A diver running 2.4 m/s dives out horizontally from the edge of a vertical cliff and 2.6 s later reaches the water below. How high was the cliff?
The horizontal distance does not change the time it takes to fall through the height of the cliff. It's there probably to throw you off, or there's a second part of the question.
What is important is the initial velocity is horizontal, so the vertical component, u, is zero.
vertical drop
S = ut+(1/2)gt²
= 0 + (1/2)(9.8)*2.6²
=?
To find the height of the cliff, we can use the equation of motion:
h = (1/2) * g * t^2
where h is the height, g is the acceleration due to gravity (approximately 9.8 m/s^2), and t is the time taken.
In this case, the diver runs horizontally before diving, so the vertical distance traveled is the height of the cliff. Also, we are given the initial horizontal velocity (2.4 m/s) and time taken (2.6 s).
First, let's find the horizontal distance traveled by the diver using the equation:
d = v * t
where d is the horizontal distance and v is the initial horizontal velocity.
Substituting the given values, we get:
d = 2.4 m/s * 2.6 s
d = 6.24 m
Now, since the diver traveled horizontally before diving, the horizontal distance is equal to the distance traveled by the diver in the air, which is also the horizontal distance at the bottom of the cliff.

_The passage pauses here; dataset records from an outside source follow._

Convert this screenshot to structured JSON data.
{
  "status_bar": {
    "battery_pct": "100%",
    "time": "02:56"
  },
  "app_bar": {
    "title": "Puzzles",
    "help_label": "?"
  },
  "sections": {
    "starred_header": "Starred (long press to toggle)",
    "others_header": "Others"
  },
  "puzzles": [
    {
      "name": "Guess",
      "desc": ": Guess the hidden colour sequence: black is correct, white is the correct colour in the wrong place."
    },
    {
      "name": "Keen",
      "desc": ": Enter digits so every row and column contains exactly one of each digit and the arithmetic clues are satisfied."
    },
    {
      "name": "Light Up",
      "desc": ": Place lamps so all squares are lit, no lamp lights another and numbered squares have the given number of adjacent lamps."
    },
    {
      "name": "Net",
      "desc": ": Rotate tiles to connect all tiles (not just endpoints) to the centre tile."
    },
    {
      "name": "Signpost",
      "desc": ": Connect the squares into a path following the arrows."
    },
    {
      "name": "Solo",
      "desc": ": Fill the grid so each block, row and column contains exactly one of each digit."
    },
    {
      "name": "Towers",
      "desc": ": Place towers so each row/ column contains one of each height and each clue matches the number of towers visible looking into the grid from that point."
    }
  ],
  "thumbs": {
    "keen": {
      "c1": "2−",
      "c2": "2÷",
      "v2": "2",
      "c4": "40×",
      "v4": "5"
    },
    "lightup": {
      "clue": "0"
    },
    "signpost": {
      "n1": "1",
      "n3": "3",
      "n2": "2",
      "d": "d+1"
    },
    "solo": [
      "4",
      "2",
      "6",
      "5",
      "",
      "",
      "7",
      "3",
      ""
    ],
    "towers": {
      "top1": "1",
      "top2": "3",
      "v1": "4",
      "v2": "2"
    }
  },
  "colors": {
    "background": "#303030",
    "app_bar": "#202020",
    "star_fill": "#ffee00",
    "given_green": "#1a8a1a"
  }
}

Using this horizontal distance, we can find the time at which the diver reaches the ground using the equation:
d = v * t
where d is the horizontal distance (6.24 m) and v is the horizontal velocity in the air (0 m/s because the diver is no longer moving horizontally).
Solving for t, we get:
6.24 m = 0 m/s * t
t = 0
Since there is no time when the diver reaches the ground, this means that the diver reached the water immediately after jumping from the cliff. Therefore, the vertical distance traveled (height of the cliff) is equal to the distance traveled in the air.
Using the equation of motion:
h = (1/2) * g * t^2
we substitute t = 2.6 s and g = 9.8 m/s^2:
h = (1/2) * 9.8 m/s^2 * (2.6 s)^2
h = (1/2) * 9.8 m/s^2 * 6.76 s^2
h = 33.16 m
Therefore, the height of the cliff is approximately 33.16 meters.
To determine the height of the cliff, we can use the kinematic equation that relates distance, velocity, time, and acceleration.
The equation we'll use is:
d = vt + (1/2)at^2
Where:
d = distance traveled
v = initial velocity
t = time
a = acceleration
In this case, the diver is moving horizontally, so the initial velocity in the y-direction (vertical) is 0 m/s. The only acceleration acting on the diver is due to gravity, which is approximately 9.8 m/s^2.
We need to find the vertical distance (height) traveled by the diver, so we substitute the values we know into the equation:
d = (0) * (2.6) + (1/2) * 9.8 * (2.6)^2
Simplifying this equation, we have:
d = (1/2) * 9.8 * (2.6)^2
d = 33.176 meters
Therefore, the height of the cliff is approximately 33.176 meters.